Koopmans: Das kommt aus den Ticket-Einnahmen weltweit. Man muss sehen, dass Eventim mittlerweile ein weltweites Unternehmen ist, das in Brasilien, in den USA und so weiter arbeitet.
Trotzdem läuft da doch durchaus was falsch, wenn Künstler nicht mehr so viel verdienen, die Menschen sich Festivals und Konzerte nicht mehr richtig leisten können und die Veranstalter so große Erfolge erzielen, oder?
Koopmans: Das Erste würde ich nicht unterschreiben.
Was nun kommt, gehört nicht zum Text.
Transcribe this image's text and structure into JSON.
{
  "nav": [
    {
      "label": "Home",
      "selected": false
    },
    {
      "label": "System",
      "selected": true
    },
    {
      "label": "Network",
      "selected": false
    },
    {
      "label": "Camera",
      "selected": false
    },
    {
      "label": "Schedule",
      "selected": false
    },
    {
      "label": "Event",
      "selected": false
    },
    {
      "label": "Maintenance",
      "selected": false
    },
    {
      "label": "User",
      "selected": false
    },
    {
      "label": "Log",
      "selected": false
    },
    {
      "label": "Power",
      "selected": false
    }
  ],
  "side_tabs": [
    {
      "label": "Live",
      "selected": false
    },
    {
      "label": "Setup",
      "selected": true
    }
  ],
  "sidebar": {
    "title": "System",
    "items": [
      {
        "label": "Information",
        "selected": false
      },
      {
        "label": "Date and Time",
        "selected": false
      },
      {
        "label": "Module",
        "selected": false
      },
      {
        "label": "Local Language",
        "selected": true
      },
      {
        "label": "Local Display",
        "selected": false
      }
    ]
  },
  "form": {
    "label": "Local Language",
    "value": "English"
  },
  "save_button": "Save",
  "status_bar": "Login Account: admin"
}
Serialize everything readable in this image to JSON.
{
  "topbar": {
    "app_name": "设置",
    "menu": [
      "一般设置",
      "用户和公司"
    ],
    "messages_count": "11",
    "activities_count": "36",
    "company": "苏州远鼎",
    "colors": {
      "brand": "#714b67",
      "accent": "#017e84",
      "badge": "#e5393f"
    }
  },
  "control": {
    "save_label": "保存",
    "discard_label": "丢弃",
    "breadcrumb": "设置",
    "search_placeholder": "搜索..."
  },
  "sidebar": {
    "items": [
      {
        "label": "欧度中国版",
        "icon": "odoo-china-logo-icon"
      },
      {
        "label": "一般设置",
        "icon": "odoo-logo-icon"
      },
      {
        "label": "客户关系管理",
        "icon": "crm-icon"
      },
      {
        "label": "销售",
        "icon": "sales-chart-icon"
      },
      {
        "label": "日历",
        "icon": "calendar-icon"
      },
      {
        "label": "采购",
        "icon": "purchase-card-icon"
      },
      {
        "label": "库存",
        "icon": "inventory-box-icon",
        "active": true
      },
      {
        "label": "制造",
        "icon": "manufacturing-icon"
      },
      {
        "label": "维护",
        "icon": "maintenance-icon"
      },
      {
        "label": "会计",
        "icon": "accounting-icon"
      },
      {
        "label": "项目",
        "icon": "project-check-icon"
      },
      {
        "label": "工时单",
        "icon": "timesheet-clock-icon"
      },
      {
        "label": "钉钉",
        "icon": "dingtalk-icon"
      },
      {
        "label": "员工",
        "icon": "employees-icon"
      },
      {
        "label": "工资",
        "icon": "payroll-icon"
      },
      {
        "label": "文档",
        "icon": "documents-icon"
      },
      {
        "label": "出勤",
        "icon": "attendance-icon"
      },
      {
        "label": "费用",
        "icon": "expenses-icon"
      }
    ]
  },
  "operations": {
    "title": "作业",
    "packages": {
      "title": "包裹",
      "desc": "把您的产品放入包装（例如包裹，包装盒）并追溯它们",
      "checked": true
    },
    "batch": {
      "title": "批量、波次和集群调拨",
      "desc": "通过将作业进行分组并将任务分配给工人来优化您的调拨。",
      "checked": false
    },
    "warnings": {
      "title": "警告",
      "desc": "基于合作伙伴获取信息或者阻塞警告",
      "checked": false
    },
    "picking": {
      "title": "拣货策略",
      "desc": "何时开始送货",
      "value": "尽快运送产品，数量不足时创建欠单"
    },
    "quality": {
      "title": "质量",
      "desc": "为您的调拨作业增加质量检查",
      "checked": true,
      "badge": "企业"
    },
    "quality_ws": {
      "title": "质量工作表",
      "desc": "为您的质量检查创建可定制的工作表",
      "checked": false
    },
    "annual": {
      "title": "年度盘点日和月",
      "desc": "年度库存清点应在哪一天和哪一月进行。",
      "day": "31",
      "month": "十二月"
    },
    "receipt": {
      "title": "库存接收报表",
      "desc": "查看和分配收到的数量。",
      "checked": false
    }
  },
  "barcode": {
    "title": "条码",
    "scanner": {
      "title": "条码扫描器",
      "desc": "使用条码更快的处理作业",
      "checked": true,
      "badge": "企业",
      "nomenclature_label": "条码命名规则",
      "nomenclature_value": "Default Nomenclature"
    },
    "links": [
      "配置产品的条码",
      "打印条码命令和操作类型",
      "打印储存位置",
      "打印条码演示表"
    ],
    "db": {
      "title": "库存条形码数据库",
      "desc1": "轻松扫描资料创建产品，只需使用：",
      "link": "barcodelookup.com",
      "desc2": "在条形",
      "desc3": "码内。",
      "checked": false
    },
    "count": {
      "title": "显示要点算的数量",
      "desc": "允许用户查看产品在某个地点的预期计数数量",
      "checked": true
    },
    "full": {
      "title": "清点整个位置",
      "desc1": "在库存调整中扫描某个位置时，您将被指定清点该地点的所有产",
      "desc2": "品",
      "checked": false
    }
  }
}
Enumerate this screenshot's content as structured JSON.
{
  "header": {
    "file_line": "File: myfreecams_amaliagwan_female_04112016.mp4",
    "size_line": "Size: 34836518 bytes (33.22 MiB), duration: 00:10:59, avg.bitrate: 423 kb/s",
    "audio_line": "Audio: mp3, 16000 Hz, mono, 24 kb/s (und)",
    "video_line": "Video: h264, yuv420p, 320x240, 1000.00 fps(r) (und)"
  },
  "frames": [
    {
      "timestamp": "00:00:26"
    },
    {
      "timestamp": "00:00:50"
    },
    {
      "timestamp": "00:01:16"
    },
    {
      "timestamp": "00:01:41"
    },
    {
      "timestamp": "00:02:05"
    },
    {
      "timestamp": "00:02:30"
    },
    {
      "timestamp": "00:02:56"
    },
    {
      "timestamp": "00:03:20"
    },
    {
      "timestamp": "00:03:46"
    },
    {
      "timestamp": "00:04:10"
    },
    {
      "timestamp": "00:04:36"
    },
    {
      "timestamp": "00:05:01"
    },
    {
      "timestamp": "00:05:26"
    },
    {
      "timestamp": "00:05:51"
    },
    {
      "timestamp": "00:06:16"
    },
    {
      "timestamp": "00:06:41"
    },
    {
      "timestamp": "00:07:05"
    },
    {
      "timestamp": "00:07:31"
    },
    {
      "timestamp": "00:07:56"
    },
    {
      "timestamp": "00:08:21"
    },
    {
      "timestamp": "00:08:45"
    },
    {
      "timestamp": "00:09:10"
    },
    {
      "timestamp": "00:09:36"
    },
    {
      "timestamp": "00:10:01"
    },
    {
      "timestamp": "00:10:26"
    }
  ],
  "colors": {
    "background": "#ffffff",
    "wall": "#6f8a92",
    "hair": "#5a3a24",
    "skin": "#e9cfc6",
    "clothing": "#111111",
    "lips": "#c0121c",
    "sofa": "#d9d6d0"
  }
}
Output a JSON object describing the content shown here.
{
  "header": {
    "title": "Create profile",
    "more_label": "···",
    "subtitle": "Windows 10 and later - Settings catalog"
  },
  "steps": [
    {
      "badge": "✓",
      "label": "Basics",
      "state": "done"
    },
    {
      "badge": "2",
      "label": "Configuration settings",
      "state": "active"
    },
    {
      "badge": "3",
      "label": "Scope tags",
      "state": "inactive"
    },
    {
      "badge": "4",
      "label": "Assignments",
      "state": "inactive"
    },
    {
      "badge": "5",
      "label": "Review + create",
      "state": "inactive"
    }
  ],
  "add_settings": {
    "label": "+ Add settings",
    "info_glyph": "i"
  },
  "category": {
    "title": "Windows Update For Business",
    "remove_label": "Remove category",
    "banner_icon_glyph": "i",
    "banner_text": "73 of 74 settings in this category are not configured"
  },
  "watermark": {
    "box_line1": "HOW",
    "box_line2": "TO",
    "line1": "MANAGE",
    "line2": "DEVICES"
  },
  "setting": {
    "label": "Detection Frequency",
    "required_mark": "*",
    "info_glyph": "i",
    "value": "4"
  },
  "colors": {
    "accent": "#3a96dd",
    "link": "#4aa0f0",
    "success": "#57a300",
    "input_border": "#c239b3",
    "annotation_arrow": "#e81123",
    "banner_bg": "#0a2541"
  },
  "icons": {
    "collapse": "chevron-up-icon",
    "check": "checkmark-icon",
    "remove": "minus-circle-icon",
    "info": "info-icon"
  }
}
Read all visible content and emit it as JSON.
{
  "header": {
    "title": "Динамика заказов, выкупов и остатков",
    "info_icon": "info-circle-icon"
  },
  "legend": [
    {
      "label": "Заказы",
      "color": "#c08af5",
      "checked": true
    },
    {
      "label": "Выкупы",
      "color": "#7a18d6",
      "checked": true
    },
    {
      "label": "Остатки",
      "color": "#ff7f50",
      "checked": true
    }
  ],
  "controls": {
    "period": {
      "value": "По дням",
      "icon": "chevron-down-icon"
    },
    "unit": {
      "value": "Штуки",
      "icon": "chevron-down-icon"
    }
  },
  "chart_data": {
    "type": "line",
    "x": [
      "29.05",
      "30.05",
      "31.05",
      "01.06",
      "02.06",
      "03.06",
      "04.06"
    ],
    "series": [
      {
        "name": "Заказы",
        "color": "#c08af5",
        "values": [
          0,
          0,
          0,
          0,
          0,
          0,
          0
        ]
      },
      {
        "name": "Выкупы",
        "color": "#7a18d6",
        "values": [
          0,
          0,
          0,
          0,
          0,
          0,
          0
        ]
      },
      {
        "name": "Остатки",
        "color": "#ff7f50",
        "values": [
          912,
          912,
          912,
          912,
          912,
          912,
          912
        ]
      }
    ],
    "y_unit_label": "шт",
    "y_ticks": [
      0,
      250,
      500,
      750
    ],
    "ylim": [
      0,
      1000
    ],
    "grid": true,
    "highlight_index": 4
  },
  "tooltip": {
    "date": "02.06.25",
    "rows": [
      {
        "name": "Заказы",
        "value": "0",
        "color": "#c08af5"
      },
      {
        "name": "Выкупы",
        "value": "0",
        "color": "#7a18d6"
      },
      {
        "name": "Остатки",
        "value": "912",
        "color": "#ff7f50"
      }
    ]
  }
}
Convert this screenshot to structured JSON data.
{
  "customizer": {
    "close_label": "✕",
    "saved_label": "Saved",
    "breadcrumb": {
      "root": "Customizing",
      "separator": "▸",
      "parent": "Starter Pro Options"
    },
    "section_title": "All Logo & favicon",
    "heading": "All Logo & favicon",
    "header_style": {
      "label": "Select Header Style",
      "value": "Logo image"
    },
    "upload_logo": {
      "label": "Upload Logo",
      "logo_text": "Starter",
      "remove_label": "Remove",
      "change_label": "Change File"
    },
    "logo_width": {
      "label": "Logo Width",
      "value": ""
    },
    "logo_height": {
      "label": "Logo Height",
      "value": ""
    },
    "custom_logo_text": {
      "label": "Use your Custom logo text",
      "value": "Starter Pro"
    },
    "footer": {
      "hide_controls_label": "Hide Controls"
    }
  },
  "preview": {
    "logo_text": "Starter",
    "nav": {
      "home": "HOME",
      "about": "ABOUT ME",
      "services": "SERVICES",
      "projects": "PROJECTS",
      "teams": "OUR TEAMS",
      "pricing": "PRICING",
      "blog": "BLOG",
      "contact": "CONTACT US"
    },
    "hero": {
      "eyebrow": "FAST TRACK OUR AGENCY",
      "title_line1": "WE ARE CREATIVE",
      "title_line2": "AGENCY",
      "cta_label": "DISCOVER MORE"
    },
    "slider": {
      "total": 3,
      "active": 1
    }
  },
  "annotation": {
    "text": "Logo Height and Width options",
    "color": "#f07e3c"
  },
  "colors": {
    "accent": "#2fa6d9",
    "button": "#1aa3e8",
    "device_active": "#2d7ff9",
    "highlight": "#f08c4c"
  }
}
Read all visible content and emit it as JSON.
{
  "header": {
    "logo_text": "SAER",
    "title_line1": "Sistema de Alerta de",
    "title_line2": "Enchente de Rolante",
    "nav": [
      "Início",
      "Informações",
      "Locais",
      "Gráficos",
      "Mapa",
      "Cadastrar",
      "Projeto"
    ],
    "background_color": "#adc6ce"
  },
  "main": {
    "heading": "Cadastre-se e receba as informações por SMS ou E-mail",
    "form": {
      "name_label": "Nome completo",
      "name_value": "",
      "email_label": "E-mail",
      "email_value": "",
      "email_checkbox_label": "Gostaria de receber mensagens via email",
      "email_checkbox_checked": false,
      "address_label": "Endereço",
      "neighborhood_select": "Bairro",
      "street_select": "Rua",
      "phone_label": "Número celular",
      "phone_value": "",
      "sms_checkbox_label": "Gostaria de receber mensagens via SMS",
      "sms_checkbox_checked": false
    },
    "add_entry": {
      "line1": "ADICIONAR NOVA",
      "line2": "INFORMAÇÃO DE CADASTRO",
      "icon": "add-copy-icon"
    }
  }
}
Ich glaube, dass man da differenzieren muss: Künstler verdienen durchaus noch, aber es gibt - genauso wie in allen anderen Bereichen - auch kleinere Künstler, die nicht mehr viel verdienen. Das hat aber eigentlich mit unserem Geschäft wenig zu tun. Aber die Kosten - klar, das bleibt ein Punkt.
Kann man dieser Entwicklung irgendwie entgegenwirken, dass Ticketverkäufer so viel Geld machen?
Koopmans: Das kommt natürlich auf den Ticketkäufer an. Letztendlich ist es ja ein Angebot-Nachfrage-Verhältnis. Der Ticketkäufer muss letztendlich entscheiden, was er für ein Ticket ausgibt und muss sehr sorgfältig gucken, wo er die Tickets kauft und mit welchem Aufschlag. Wir werden am nächsten Dienstag wieder in den Verkauf gehen, mit einem Preis von 199 Euro für ein bestimmtes Kontingent, und ich glaube, dass die Käufer durchaus die Möglichkeit haben, diese Tickets zu regulären Preisen zu kaufen.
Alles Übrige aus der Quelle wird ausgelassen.